Youngstown to start its own garbage collection May 1
YOUNGSTOWN
Youngstown will start its own residential garbage collection May 1 that city officials say will be cheaper than remaining with a private company.
With about three weeks before the program is to begin, the city has yet to purchase nine garbage trucks and 21,500 garbage bins and hire employees. But the program will start on time, said Charles Shasho, deputy director of the city’s public-works department.
“It should be a seamless transition,” he said.
There are about 21,500 customers.
The trucks will take about two to six months to arrive, so the city will lease trucks until then and won’t order the bins until the vehicles are just about ready so both will be ready about the same time, Shasho said.
The trucks will cost $250,000 to $350,000 each, depending on whether they are new or a few years old, he said.
The city is buying nine trucks with plans to typically use eight on the road with the other as a backup, Shasho said.
The city hired private companies for decades to handle its residential garbage collection.
Waste Management Inc., which has been the city’s garbage-collection company for the past two years, opted out of the contract, which paid it about $2.3 million annually. That contract ends April 30.

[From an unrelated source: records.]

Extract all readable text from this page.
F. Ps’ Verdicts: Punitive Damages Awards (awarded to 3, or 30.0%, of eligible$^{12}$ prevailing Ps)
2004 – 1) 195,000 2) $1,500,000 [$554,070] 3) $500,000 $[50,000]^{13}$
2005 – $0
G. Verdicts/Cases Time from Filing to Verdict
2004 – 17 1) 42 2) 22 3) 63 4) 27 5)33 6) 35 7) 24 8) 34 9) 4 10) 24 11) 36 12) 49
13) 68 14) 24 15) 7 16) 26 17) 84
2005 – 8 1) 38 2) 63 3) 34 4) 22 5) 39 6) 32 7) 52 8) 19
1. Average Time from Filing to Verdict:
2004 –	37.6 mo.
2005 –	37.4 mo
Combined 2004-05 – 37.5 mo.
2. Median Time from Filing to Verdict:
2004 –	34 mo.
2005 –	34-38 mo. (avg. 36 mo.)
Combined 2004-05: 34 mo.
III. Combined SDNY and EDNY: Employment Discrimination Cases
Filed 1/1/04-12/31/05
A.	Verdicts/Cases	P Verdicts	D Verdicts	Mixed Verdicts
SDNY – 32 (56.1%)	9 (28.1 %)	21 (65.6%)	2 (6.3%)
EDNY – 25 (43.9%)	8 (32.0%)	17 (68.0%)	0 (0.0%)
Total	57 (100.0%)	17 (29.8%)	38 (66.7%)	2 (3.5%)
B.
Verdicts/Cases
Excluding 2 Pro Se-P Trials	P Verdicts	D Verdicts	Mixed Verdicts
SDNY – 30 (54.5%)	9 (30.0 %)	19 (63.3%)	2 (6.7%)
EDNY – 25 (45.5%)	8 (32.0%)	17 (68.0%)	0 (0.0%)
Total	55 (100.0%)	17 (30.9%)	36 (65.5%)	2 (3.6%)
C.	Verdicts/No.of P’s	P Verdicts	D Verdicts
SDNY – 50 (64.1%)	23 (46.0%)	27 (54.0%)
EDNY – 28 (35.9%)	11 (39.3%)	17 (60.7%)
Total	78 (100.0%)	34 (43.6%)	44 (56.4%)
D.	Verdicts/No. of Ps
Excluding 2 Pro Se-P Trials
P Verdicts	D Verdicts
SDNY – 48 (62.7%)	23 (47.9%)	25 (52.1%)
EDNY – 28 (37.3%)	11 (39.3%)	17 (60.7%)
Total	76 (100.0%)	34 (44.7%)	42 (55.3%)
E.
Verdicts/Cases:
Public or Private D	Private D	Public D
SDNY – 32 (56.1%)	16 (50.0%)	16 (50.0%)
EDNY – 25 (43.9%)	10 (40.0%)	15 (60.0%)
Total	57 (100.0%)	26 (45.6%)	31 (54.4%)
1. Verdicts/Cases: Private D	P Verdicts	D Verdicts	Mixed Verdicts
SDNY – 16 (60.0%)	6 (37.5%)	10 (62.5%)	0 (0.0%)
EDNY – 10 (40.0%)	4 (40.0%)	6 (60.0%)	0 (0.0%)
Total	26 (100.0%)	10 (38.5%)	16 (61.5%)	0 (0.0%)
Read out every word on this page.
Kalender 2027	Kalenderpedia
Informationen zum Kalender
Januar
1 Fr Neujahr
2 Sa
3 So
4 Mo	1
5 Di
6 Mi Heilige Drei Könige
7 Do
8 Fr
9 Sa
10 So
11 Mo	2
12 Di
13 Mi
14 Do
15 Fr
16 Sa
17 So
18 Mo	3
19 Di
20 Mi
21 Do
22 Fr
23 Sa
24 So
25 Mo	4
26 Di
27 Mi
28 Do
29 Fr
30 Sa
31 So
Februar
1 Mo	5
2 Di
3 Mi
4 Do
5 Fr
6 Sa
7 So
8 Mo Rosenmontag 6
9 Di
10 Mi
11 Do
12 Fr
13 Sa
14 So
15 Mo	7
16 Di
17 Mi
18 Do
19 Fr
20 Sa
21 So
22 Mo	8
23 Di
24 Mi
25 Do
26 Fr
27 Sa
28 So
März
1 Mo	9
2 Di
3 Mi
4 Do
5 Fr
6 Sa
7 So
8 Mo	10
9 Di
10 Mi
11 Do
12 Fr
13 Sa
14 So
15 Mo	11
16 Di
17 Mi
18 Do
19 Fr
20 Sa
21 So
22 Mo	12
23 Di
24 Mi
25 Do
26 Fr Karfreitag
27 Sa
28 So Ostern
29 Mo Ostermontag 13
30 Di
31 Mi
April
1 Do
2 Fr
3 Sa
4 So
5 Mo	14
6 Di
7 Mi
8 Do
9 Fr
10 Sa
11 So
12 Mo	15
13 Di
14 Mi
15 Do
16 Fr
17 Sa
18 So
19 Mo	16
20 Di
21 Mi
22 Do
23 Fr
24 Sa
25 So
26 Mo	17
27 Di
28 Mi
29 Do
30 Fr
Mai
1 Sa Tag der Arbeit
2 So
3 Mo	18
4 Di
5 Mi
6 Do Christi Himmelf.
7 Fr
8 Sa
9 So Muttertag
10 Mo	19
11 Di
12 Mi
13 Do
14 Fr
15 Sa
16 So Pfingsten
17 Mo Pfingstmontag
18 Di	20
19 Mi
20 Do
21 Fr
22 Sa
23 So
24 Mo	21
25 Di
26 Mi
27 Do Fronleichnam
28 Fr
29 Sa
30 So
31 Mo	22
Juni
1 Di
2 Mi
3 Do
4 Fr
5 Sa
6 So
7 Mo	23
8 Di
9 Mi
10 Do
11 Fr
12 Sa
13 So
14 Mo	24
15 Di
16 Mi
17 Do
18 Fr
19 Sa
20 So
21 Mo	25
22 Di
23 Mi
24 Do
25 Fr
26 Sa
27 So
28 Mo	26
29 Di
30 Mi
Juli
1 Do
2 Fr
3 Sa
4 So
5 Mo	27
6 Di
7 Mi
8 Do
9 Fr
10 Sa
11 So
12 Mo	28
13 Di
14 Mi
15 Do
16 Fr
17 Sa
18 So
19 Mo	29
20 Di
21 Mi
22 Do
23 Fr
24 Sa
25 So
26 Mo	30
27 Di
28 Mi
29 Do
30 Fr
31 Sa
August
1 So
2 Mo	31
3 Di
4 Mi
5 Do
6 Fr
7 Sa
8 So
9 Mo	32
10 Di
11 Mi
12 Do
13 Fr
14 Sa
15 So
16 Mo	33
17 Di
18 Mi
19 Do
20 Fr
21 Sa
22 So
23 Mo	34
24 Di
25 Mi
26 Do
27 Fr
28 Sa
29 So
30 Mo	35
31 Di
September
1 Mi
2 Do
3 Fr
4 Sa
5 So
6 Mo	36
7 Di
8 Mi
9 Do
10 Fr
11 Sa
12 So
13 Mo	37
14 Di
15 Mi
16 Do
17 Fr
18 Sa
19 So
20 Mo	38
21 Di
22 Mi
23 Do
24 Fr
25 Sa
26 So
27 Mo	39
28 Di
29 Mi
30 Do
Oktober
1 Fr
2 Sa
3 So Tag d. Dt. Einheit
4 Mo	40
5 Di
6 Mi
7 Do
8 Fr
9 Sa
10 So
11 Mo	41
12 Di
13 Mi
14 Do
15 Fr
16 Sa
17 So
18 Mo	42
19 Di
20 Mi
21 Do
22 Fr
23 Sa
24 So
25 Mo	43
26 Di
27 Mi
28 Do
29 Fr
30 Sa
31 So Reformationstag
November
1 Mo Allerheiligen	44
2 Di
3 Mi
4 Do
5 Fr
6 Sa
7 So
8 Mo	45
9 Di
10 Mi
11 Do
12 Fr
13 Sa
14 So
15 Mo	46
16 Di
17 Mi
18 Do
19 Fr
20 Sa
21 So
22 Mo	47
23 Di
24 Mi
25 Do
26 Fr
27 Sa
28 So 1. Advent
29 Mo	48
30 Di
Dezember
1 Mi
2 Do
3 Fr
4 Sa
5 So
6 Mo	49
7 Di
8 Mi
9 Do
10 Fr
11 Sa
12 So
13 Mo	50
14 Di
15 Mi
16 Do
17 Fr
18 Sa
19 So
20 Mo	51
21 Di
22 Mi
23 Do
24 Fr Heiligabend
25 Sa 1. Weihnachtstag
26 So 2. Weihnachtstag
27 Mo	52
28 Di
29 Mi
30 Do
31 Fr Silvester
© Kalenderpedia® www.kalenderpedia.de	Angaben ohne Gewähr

Three companies, including Waste Management, submitted proposals to the city for garbage collection. The least-expensive proposal was for $3 million, Shasho said.
The city will spend about $2.1 million annually for its garbage program, he said. That includes the purchase of trucks and garbage receptacles, disposal fees as well as the cost of salary and benefits for the 11 employees it is hiring, Shasho said.
The city will borrow about $1 million for the new bins. It is paying that expense as well as the purchase of the trucks over the next 10 years.
Nearly all of the new workers are employed by Waste Management, Shasho said.
The city hired Michael Turner, a former Waste Management employee, to serve as its solid-waste disposal unit superintendent at an annual salary of $73,900.
A solid-waste disposal unit mechanic will receive $39,520 in salary a year. That person likely will be used to repair problems with the city’s other environmental-sanitation equipment recently purchased to increase the number of demolitions done by city workers, said Abigail Beniston, code-enforcement and blight-remediation superintendent.
The nine garbage collectors will be paid $32,240 annually in salary.